Friday, Oct. 04, 1968

THE candidate for one of the two highest offices in the land stood on a high bluff in Montana, drinking in an awe-inspiring panorama of mountains in the distance and the Yellowstone River snaking away below, a trickle of gold under a setting sun. Turning to a companion, he inquired, "Is there one for the enlisted men?"*

Was this Nixon, Humphrey, Wallace, Muskie or Agnew? If you guessed correctly that it was Spiro Agnew, you are qualified to try matching the candidates with the following clues to their character, gathered by TIME correspondents accompanying them on the campaign trail.

-- Which of the five habitually rolls small balls of lint from the seams of his pockets, then flicks them away? He also likes to scrutinize the floor during interminable introduction speeches. He recently spied a pin on the platform and, ignoring the speaker, rose, picked it up and neatly placed it on a little table next to the speaker's stand.
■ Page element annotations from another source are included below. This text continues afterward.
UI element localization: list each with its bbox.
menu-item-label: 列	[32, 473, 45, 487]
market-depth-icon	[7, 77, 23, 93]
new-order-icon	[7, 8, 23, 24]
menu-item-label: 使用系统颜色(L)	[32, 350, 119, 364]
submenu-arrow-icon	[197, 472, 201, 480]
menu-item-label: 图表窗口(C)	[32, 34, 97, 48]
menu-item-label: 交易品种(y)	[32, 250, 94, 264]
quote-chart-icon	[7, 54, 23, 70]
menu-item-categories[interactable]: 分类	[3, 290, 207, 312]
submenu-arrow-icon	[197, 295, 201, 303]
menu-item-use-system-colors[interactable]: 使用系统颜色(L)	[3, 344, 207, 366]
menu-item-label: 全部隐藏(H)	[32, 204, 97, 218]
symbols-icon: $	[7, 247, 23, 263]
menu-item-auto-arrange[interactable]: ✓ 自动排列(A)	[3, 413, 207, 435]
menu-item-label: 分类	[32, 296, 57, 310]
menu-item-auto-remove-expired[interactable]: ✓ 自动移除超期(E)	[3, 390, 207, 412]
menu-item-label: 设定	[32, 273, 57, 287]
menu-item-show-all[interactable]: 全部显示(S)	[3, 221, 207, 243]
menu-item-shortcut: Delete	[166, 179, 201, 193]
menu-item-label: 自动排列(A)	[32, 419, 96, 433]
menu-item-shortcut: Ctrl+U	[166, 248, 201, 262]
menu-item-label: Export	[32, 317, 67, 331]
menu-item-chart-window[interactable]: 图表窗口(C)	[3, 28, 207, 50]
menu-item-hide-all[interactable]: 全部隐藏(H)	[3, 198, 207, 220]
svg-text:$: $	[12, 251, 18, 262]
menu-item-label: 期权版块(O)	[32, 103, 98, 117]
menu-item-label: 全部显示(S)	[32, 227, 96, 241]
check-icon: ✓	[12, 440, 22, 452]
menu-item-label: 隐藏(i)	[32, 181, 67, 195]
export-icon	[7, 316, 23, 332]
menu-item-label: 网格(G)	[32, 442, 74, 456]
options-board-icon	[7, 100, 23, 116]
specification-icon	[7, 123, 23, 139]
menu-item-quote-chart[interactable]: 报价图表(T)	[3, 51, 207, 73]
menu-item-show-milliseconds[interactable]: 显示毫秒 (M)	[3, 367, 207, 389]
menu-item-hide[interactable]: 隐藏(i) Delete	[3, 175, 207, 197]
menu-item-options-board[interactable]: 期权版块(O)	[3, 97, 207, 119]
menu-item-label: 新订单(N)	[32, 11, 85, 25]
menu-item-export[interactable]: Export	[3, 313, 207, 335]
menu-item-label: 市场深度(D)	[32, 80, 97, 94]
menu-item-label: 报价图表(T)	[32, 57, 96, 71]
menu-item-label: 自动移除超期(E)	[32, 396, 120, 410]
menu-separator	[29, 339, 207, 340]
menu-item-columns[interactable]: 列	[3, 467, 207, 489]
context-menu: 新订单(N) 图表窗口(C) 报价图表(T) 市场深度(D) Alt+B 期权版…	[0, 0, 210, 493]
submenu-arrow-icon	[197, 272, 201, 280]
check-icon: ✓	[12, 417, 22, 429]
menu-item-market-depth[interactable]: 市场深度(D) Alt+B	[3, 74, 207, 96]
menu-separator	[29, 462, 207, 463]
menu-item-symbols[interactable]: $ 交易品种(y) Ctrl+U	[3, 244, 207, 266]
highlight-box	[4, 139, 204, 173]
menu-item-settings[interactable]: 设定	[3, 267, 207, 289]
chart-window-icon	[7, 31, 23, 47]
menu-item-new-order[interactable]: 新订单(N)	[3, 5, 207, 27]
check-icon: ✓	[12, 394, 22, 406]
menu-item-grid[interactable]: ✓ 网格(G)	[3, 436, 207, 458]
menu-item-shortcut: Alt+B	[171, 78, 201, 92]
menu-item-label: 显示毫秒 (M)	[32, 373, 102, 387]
-- Who is afraid to fly and broods constantly about the weather as his DC-7 lifts him from city to city? When a TIME reporter teasingly called his attention to oil spouting from an engine, the candidate's eyes popped. After peering at it intently, he explained that this was the kind of engine that leaks oil normally, then lit one of the cigars he smokes incessantly, but whose brand he cannot name.

-- Which candidate, despite his cheery public stand, admits ruefully that his wife sometimes finds his private moods unbearable? He also drives his office staff to work long and late hours, frequently chiding them more than cheering them.
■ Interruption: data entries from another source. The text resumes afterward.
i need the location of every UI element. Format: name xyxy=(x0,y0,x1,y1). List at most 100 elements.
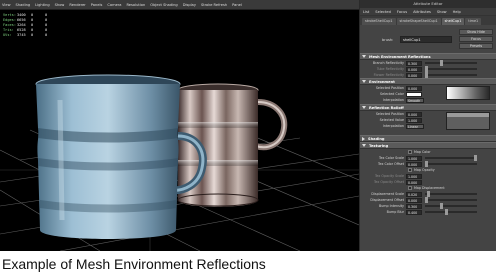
scene-canvas[interactable] xyxy=(0,10,359,251)
attribute-label: Displacement Scale xyxy=(371,192,404,196)
attribute-field[interactable]: 0.300 xyxy=(406,60,422,66)
attribute-label: Selected Position xyxy=(375,112,404,116)
menu-stroke-refresh[interactable]: Stroke Refresh xyxy=(201,3,227,7)
interpolation-dropdown[interactable]: Linear xyxy=(406,123,424,129)
expand-triangle-icon xyxy=(362,144,366,147)
attribute-label: Bump Intensity xyxy=(378,204,404,208)
menu-lighting[interactable]: Lighting xyxy=(35,3,50,7)
node-name-label: brush: xyxy=(382,38,394,42)
attribute-label: Tube Reflectivity xyxy=(376,67,404,71)
section-title: Environment xyxy=(369,79,395,84)
focus-button[interactable]: Focus xyxy=(459,36,493,42)
menu-display[interactable]: Display xyxy=(183,3,196,7)
rolloff-block: Selected Position 0.000 Selected Value 1.0… xyxy=(360,111,496,132)
attribute-slider[interactable] xyxy=(425,191,477,197)
interpolation-dropdown[interactable]: Smooth xyxy=(406,97,424,103)
menu-focus[interactable]: Focus xyxy=(397,10,407,14)
section-texturing[interactable]: Texturing xyxy=(360,142,496,149)
attribute-slider[interactable] xyxy=(425,72,477,78)
attribute-field[interactable]: 0.020 xyxy=(406,191,422,197)
attribute-editor-menubar: List Selected Focus Attributes Show Help xyxy=(360,8,496,16)
expand-triangle-icon xyxy=(362,106,366,109)
attribute-slider[interactable] xyxy=(425,155,477,161)
hud-label: UVs: xyxy=(3,33,12,37)
attribute-slider[interactable] xyxy=(425,203,477,209)
environment-color-ramp[interactable] xyxy=(446,86,490,100)
attribute-field[interactable]: 0.000 xyxy=(406,66,422,72)
hud-value: 0 xyxy=(45,33,48,37)
section-environment[interactable]: Environment xyxy=(360,78,496,85)
attribute-label: Tex Color Offset xyxy=(378,162,404,166)
menu-view[interactable]: View xyxy=(2,3,11,7)
section-title: Mesh Environment Reflections xyxy=(369,54,431,59)
presets-button[interactable]: Presets xyxy=(459,43,493,49)
menu-shading[interactable]: Shading xyxy=(16,3,31,7)
attribute-field[interactable]: 0.300 xyxy=(406,203,422,209)
menu-list[interactable]: List xyxy=(363,10,369,14)
tab-stroke-shell-cup[interactable]: strokeShellCup1 xyxy=(362,18,396,25)
section-mesh-env-reflections[interactable]: Mesh Environment Reflections xyxy=(360,53,496,60)
menu-panel[interactable]: Panel xyxy=(232,3,242,7)
attribute-editor: Attribute Editor List Selected Focus Att… xyxy=(359,0,496,251)
attribute-field[interactable]: 0.000 xyxy=(406,85,422,91)
3d-viewport[interactable]: View Shading Lighting Show Renderer Pane… xyxy=(0,0,359,251)
attribute-slider[interactable] xyxy=(425,66,477,72)
viewport-menubar: View Shading Lighting Show Renderer Pane… xyxy=(0,0,359,10)
attribute-field[interactable]: 1.000 xyxy=(406,117,422,123)
attribute-slider[interactable] xyxy=(425,197,477,203)
attribute-label: Tex Opacity Scale xyxy=(374,174,404,178)
show-hide-button[interactable]: Show Hide xyxy=(459,29,493,35)
blue-cup[interactable] xyxy=(35,74,207,239)
attribute-label: Tex Opacity Offset xyxy=(373,180,404,184)
attribute-label: Tex Color Scale xyxy=(379,156,404,160)
attribute-field[interactable]: 0.000 xyxy=(406,111,422,117)
slider-knob[interactable] xyxy=(425,72,428,78)
attribute-field[interactable]: 0.000 xyxy=(406,72,422,78)
hud-value: 3745 xyxy=(17,33,26,37)
menu-show[interactable]: Show xyxy=(55,3,65,7)
environment-block: Selected Position 0.000 Selected Color In… xyxy=(360,85,496,104)
attribute-slider[interactable] xyxy=(425,209,477,215)
attribute-row: Flower Reflectivity 0.000 xyxy=(360,72,496,78)
attribute-editor-title: Attribute Editor xyxy=(360,0,496,8)
hud-value: 0 xyxy=(31,33,34,37)
attribute-field[interactable]: 0.000 xyxy=(406,161,422,167)
section-reflection-rolloff[interactable]: Reflection Rolloff xyxy=(360,104,496,111)
tab-time[interactable]: time1 xyxy=(465,18,482,25)
attribute-label: Selected Position xyxy=(375,86,404,90)
section-shading[interactable]: Shading xyxy=(360,135,496,142)
slider-knob[interactable] xyxy=(445,209,448,215)
map-opacity-checkbox[interactable] xyxy=(408,168,412,172)
section-title: Texturing xyxy=(369,143,389,148)
node-name-field[interactable]: shellCup1 xyxy=(400,36,452,43)
hud-row: UVs: 3745 0 0 xyxy=(3,33,55,38)
attribute-slider[interactable] xyxy=(425,161,477,167)
menu-camera[interactable]: Camera xyxy=(107,3,121,7)
attribute-field[interactable]: 1.000 xyxy=(406,155,422,161)
rolloff-graph[interactable] xyxy=(446,112,490,130)
collapse-triangle-icon xyxy=(362,136,365,141)
menu-help[interactable]: Help xyxy=(453,10,461,14)
attribute-field[interactable]: 1.000 xyxy=(406,173,422,179)
tab-stroke-shape-shell-cup[interactable]: strokeShapeShellCup1 xyxy=(396,18,441,25)
color-swatch[interactable] xyxy=(406,91,422,97)
map-color-checkbox[interactable] xyxy=(408,150,412,154)
attribute-slider[interactable] xyxy=(425,60,477,66)
map-displacement-checkbox[interactable] xyxy=(408,186,412,190)
tab-shell-cup[interactable]: shellCup1 xyxy=(441,18,465,25)
attribute-field[interactable]: 0.000 xyxy=(406,197,422,203)
attribute-label: Flower Reflectivity xyxy=(373,73,404,77)
menu-show[interactable]: Show xyxy=(437,10,447,14)
attribute-field[interactable]: 0.000 xyxy=(406,179,422,185)
attribute-field[interactable]: 0.400 xyxy=(406,209,422,215)
menu-selected[interactable]: Selected xyxy=(375,10,391,14)
menu-attributes[interactable]: Attributes xyxy=(413,10,431,14)
menu-object-shading[interactable]: Object Shading xyxy=(150,3,177,7)
expand-triangle-icon xyxy=(362,55,366,58)
attribute-label: Displacement Offset xyxy=(370,198,404,202)
attribute-label: Selected Color xyxy=(380,92,404,96)
menu-panels[interactable]: Panels xyxy=(91,3,103,7)
menu-renderer[interactable]: Renderer xyxy=(69,3,85,7)
attribute-label: Selected Value xyxy=(379,118,404,122)
menu-resolution[interactable]: Resolution xyxy=(126,3,145,7)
-- Which man has a memory this long: When TIME Correspondent Simmons Fentress introduced himself this year to begin traveling with him, the candidate immediately said, "Oh yes, remember that morning in Atlanta?"--and then recalled accurately a meeting four years and thousands of acquaintances ago.

-- Which candidate never has a hair out of place or a wrinkle in his suit and, though everyone always knows just how he will be dressed, never seems to know from day to day just what he will say?
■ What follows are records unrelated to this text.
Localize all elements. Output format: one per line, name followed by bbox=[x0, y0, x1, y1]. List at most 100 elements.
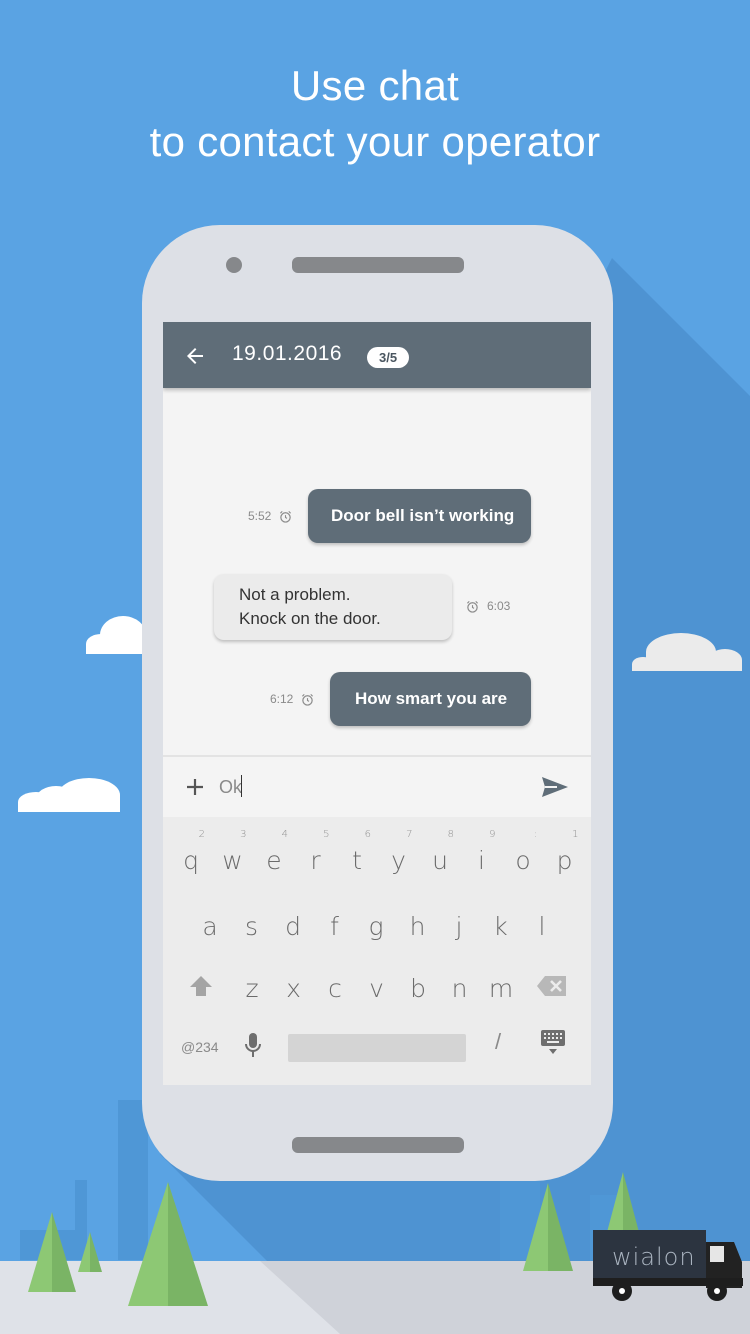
key-n[interactable]: n bbox=[440, 957, 480, 1007]
key-label: t bbox=[352, 846, 362, 875]
key-b[interactable]: b bbox=[398, 957, 438, 1007]
key-h[interactable]: h bbox=[398, 895, 438, 945]
key-l[interactable]: l bbox=[522, 895, 562, 945]
key-p[interactable]: 1p bbox=[545, 829, 585, 879]
key-hint: 1 bbox=[572, 829, 579, 840]
tree bbox=[523, 1183, 573, 1271]
key-label: f bbox=[330, 912, 339, 941]
key-label: o bbox=[515, 846, 531, 875]
message-line: Not a problem. bbox=[239, 585, 351, 604]
key-j[interactable]: j bbox=[439, 895, 479, 945]
key-label: q bbox=[183, 846, 199, 875]
phone-camera bbox=[226, 257, 242, 273]
key-label: p bbox=[556, 846, 573, 875]
message-input[interactable] bbox=[219, 773, 519, 801]
key-g[interactable]: g bbox=[356, 895, 396, 945]
key-hint: 8 bbox=[447, 829, 454, 840]
key-label: r bbox=[310, 846, 321, 875]
key-o[interactable]: :o bbox=[503, 829, 543, 879]
space-key[interactable] bbox=[288, 1034, 466, 1062]
key-label: b bbox=[410, 974, 426, 1003]
message-time: 6:03 bbox=[466, 599, 510, 613]
key-label: k bbox=[493, 912, 508, 941]
key-label: h bbox=[409, 912, 426, 941]
key-hint: 5 bbox=[323, 829, 330, 840]
key-v[interactable]: v bbox=[357, 957, 397, 1007]
message-bubble-outgoing[interactable]: How smart you are bbox=[330, 672, 531, 726]
key-hint: 2 bbox=[198, 829, 205, 840]
key-k[interactable]: k bbox=[481, 895, 521, 945]
message-time: 5:52 bbox=[248, 509, 292, 523]
key-label: n bbox=[451, 974, 468, 1003]
key-label: v bbox=[369, 974, 384, 1003]
key-label: j bbox=[455, 912, 463, 941]
key-s[interactable]: s bbox=[232, 895, 272, 945]
key-y[interactable]: 7y bbox=[379, 829, 419, 879]
key-hint: 9 bbox=[489, 829, 496, 840]
time-label: 6:03 bbox=[487, 599, 511, 613]
key-hint: 4 bbox=[281, 829, 288, 840]
alarm-clock-icon bbox=[302, 693, 314, 706]
headline-line-1: Use chat bbox=[290, 62, 460, 109]
key-hint: 6 bbox=[364, 829, 371, 840]
message-composer bbox=[163, 757, 591, 817]
message-bubble-incoming[interactable]: Not a problem. Knock on the door. bbox=[214, 574, 452, 640]
key-label: m bbox=[488, 974, 514, 1003]
key-a[interactable]: a bbox=[190, 895, 230, 945]
key-c[interactable]: c bbox=[315, 957, 355, 1007]
key-u[interactable]: 8u bbox=[420, 829, 460, 879]
app-bar: 19.01.2016 3/5 bbox=[163, 322, 591, 388]
tree bbox=[128, 1182, 208, 1306]
symbols-key[interactable]: @234 bbox=[181, 1039, 219, 1055]
plus-icon[interactable] bbox=[185, 777, 205, 797]
key-x[interactable]: x bbox=[274, 957, 314, 1007]
phone-home-bar bbox=[292, 1137, 464, 1153]
soft-keyboard: @234 / 2q3w4e5r6t7y8u9i:o1pasdfghjklzxcv… bbox=[163, 817, 591, 1085]
promo-headline: Use chat to contact your operator bbox=[0, 58, 750, 170]
key-label: a bbox=[202, 912, 218, 941]
key-z[interactable]: z bbox=[232, 957, 272, 1007]
key-label: x bbox=[286, 974, 301, 1003]
backspace-icon[interactable] bbox=[537, 975, 567, 997]
shift-arrow-icon[interactable] bbox=[189, 975, 213, 997]
key-label: e bbox=[266, 846, 282, 875]
cloud bbox=[632, 633, 742, 671]
arrow-left-icon[interactable] bbox=[183, 344, 207, 368]
slash-key[interactable]: / bbox=[495, 1029, 501, 1055]
key-d[interactable]: d bbox=[273, 895, 313, 945]
alarm-clock-icon bbox=[466, 600, 479, 613]
time-label: 5:52 bbox=[248, 509, 272, 523]
chat-date-title: 19.01.2016 bbox=[232, 342, 343, 365]
key-t[interactable]: 6t bbox=[337, 829, 377, 879]
tree bbox=[28, 1212, 76, 1292]
chat-screen: 19.01.2016 3/5 5:52 Door bell isn’t work… bbox=[163, 322, 591, 1085]
microphone-icon[interactable] bbox=[243, 1032, 263, 1060]
key-w[interactable]: 3w bbox=[213, 829, 253, 879]
alarm-clock-icon bbox=[280, 510, 292, 523]
key-label: l bbox=[538, 912, 546, 941]
message-bubble-outgoing[interactable]: Door bell isn’t working bbox=[308, 489, 531, 543]
message-time: 6:12 bbox=[270, 692, 314, 706]
key-e[interactable]: 4e bbox=[254, 829, 294, 879]
key-label: c bbox=[328, 974, 342, 1003]
key-hint: 7 bbox=[406, 829, 413, 840]
key-r[interactable]: 5r bbox=[296, 829, 336, 879]
key-i[interactable]: 9i bbox=[462, 829, 502, 879]
tree bbox=[78, 1232, 102, 1272]
keyboard-hide-icon[interactable] bbox=[541, 1030, 565, 1056]
cloud bbox=[18, 778, 120, 812]
text-caret bbox=[241, 775, 242, 797]
brand-wordmark: wialon bbox=[612, 1243, 696, 1271]
key-q[interactable]: 2q bbox=[171, 829, 211, 879]
phone-speaker bbox=[292, 257, 464, 273]
send-icon[interactable] bbox=[541, 775, 569, 799]
key-label: d bbox=[285, 912, 301, 941]
message-line: Knock on the door. bbox=[239, 609, 381, 628]
key-label: z bbox=[245, 974, 259, 1003]
key-f[interactable]: f bbox=[315, 895, 355, 945]
key-label: s bbox=[244, 912, 259, 941]
key-label: w bbox=[222, 846, 243, 875]
key-label: y bbox=[391, 846, 406, 875]
key-label: i bbox=[478, 846, 485, 875]
key-m[interactable]: m bbox=[481, 957, 521, 1007]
Score yourself an expert candidate-watcher if you identified the lint-ball roller as Muskie, the engine expert as Wallace, the sometimes trying spouse as Humphrey, the elephant memory as Nixon's and the spick-and-span man as Spiro Agnew.

Such intimate observations of the candidates round out the notebooks of TIME'S correspondents, who stay with the office seekers throughout the campaign. Ken Danforth has been on the trail with Muskie, whom he has come to admire as "a good guy with a little-known sense of humor, somewhere between Will Rogers' and Russell Bakers'." Fentress, with Nixon, is impressed by his perfectly programmed movements. Hugh Sidey and John Austin are also with Nixon, and Charles Eisendrath is traveling with Agnew, Hays Gorey with Humphrey. Arlie Schardt and Roger Williams cover George Wallace, whom they find surprisingly amiable in private but unexciting to cover because he sticks to one speech and seldom bothers with position papers or shifts in strategy.

Inevitably, friendships, or at least mutual tolerance, spring up between the correspondents and the campaigners as they eat, drink and travel thousands of miles together. This week Hays Gorey and Simmons Fentress will swap candidates, Gorey going to Nixon and Fentress to Humphrey. That way, each correspondent aims to get a different perspective on his man and cast a fresh eye on his opponent.

* In a famous World War II cartoon by Bill Mauldin, an Army officer asked the same question as he gazed upon a spectacular vista.